Lassen Sie uns klar sein, die Bibel bezieht sich nie auf Barak als Richter. Die Organisation kann einfach nicht den Gedanken ertragen, dass eine Frau ein Richter über einen Mann sein würde, und so ändern sie die Erzählung, um ihren eigenen Überzeugungen und Vorurteilen zu entsprechen.
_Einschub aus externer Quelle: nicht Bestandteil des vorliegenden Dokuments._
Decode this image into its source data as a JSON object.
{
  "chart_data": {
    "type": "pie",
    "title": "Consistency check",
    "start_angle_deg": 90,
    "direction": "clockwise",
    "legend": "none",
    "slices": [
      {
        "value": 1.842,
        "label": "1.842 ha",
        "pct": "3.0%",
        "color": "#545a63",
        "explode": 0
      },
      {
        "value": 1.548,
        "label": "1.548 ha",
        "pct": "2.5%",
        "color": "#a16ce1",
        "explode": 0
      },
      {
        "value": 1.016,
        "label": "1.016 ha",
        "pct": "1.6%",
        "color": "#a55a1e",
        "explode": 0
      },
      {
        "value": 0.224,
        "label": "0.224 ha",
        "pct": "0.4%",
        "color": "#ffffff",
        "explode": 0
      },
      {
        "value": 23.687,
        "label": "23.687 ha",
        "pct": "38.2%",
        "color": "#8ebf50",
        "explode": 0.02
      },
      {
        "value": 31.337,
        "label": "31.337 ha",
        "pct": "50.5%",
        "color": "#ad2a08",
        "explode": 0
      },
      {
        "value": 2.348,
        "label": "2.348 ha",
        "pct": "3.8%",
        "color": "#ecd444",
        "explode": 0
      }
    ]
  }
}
Nun könnten einige zu dem Schluss kommen, dass dies ein einzigartiger Umstand war, der niemals wiederholt werden sollte. Sie könnten zu dem Schluss kommen, dass es offensichtlich keine guten Männer in Israel gab, die das prophetische und richterliche Werk vollbrachten, das Jehova Gott gemacht hatte. Diese würden daher zu dem Schluss kommen, dass Frauen in der christlichen Gemeinde keine Rolle beim Richten spielen könnten. Beachten Sie jedoch, dass sie nicht nur Richterin, sondern auch Prophetin war.

Wenn Deborah ein einzigartiger Fall wäre, würden wir in der christlichen Gemeinde keine Beweise dafür finden, dass Jehova Frauen weiterhin zur Prophezeiung inspirierte und dass er es ihnen ermöglichte, im Gericht zu sitzen.

Frauen prophezeien in der Gemeinde

Der Apostel Petrus zitiert aus dem Propheten Joel, als er sagt:

"Und in den letzten Tagen", sagt Gott, "werde ich etwas von meinem Geist auf jede Art von Fleisch ausschütten, und deine Söhne und deine Töchter werden weissagen und deine jungen Männer werden Visionen sehen und deine alten Männer werden Träume träumen." und selbst auf meine männlichen Sklaven und auf meine weiblichen Sklaven werde ich in jenen Tagen etwas von meinem Geist ausschütten und sie werden weissagen. “(Apostelgeschichte 2: 17, 18)

Dies stellte sich als wahr heraus. Zum Beispiel hatte Philip vier jungfräuliche Töchter, die weissagten. (Acts 21: 9)

Da unser Gott beschlossen hat, seinen Geist auf Frauen in den christlichen Gemeinden zu verteilen, um sie zu Propheten zu machen, würde er sie dann auch zu Richtern machen?

Frauen richten in der Gemeinde

In der christlichen Gemeinde gibt es keine Richter wie zu Zeiten Israels. Israel war eine Nation mit einem eigenen Gesetzbuch, einer eigenen Justiz und einem eigenen Strafsystem. Die christliche Gemeinde unterliegt den Gesetzen des Landes, in dem ihre Mitglieder leben. Deshalb haben wir den Rat des Apostels Paulus bei Römer 13: 1-7 bezüglich der höheren Autoritäten.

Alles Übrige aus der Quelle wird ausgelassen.